Graphene origami enables easier access to exotic material states
Graphene origami enables easier access to exotic material states lead image
Depending on the number of layers, their orientations, and their twist angle, twisted few-layer graphene (tFLG) is an ideal system for creating a variety of quantum states, such as superconductivity and magnetism. These materials are typically created by stacking and twisting individual sheets of graphene, an imperfect process in which separated layers are easily perturbed and can change configurations, which poses a structural challenge for achieving the desired states.

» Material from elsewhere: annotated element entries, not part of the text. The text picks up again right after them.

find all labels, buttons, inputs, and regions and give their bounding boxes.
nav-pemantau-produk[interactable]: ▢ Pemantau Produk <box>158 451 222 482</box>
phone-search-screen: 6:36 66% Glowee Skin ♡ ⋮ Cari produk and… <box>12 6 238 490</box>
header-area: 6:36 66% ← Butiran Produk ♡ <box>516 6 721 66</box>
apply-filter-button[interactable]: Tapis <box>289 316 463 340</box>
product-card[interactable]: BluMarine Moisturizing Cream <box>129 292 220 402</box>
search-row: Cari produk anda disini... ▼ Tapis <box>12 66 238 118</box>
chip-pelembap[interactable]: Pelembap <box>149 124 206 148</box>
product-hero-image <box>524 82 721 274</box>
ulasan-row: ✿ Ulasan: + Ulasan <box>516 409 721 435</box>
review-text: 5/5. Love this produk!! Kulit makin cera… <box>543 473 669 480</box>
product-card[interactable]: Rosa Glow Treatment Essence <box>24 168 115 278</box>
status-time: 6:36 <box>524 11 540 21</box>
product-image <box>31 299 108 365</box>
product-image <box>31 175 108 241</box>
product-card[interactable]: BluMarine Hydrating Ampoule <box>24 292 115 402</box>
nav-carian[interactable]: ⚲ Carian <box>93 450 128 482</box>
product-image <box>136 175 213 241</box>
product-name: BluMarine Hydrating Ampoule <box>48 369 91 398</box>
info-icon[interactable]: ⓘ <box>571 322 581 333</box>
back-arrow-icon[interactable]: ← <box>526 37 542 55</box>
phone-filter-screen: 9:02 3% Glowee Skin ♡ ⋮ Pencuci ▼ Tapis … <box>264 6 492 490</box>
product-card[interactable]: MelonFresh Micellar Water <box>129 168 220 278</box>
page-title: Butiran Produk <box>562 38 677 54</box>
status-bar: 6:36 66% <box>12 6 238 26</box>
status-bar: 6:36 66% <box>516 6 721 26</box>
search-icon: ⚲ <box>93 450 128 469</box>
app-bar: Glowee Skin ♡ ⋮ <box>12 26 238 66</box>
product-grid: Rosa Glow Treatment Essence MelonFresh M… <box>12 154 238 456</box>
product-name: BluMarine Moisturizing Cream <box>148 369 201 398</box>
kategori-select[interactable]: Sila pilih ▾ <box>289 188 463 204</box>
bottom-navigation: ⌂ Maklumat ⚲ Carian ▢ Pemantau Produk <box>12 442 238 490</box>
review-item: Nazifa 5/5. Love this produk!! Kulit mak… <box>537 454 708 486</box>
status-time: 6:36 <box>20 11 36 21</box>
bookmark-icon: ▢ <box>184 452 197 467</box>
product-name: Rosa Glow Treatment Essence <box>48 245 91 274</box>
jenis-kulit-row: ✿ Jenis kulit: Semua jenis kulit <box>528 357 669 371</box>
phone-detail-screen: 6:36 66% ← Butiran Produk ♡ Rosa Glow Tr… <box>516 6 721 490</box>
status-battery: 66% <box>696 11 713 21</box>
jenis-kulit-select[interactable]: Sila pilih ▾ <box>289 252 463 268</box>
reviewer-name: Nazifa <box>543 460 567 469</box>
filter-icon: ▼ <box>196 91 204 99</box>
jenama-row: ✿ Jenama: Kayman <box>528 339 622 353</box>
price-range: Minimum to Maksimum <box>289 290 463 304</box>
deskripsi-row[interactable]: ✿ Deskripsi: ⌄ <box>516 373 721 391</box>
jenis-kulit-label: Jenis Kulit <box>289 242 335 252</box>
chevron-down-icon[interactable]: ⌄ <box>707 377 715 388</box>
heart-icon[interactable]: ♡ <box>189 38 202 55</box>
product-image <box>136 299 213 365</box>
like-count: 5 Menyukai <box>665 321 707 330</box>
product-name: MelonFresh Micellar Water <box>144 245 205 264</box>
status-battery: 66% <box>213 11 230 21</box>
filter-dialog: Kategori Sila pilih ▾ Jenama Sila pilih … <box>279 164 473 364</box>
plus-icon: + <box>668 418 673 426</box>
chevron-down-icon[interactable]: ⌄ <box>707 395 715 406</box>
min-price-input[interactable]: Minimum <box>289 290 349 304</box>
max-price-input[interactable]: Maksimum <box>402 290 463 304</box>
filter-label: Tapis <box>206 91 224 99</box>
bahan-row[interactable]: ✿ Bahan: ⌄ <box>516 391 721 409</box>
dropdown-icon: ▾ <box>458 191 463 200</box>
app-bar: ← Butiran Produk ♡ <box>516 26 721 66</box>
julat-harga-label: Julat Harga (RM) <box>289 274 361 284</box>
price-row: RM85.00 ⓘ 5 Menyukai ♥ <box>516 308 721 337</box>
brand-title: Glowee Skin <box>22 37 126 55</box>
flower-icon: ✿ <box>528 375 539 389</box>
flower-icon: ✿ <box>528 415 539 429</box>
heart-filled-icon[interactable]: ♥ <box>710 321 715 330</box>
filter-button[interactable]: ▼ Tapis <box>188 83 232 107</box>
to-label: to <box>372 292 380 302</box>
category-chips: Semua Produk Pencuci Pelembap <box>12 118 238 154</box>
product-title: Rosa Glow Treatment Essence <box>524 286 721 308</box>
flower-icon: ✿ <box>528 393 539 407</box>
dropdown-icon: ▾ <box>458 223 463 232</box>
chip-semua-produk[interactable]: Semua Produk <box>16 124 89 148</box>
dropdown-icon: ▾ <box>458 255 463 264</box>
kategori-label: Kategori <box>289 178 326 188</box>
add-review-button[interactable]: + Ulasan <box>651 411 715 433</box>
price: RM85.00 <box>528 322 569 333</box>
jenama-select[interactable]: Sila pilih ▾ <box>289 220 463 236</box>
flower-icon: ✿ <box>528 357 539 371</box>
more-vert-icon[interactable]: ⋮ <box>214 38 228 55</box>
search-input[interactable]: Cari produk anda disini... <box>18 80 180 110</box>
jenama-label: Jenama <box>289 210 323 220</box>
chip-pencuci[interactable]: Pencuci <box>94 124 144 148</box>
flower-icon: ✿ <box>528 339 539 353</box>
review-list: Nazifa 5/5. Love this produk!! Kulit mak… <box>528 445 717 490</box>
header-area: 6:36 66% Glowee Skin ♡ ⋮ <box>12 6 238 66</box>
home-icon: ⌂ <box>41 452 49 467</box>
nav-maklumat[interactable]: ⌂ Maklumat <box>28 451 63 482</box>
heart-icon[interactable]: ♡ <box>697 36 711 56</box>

To address this challenge, Zou et al. developed an origami-based method for creating tFLGs. Their technique can generate various stacking and twisting configurations from a single sample with high controllability and stability at low cost.
Using a microtip consisting of a polymer dome with a micrometer-scale graphite tip, the researchers demonstrated an efficient way to fold and twist graphene. They placed graphene sheets on a silicon dioxide surface and moved the tip from the surface across the sheets to drag the sheets into the desired configurations.
They demonstrated a variety of layer numbers, configurations, and twist angles with this technique, including twisted bilayers, double bilayers, and double trilayers, as well as twisted ABC-stacked configurations. The samples remained strong against mechanical perturbations, like transferring, and thermally stable, possibly due to the robust structure created by the folded boundary connecting the layers.
The group hopes their microtip origami technique will inspire nanofabrication applications, such as for 2D transistors. They plan to continue optimizing their method for more precise twist angle and sample size control.
“We look forward to this technique being applied to construct other twisted few-layer 2D materials, such as twisted few-layer transition metal dichalcogenides and twisted few-layer hexagonal boron nitride, which may exhibit similar high structural robustness,” said author Long-Jing Yin.
Source: “Micro-tip manipulated origami for robust twisted few-layer graphene,” by Ruo-Jue Zou, Long Deng, Si-Min Xue, Feng-Fei Cai, Ling-Hui Tong, Yang Zhang, Yuan Tian, Li Zhang, Lijie Zhang, Zhihui Qin, and Long-Jing Yin, Applied Physics Letters (2025). The article can be accessed at https://doi.org/10.1063/5.0265918 .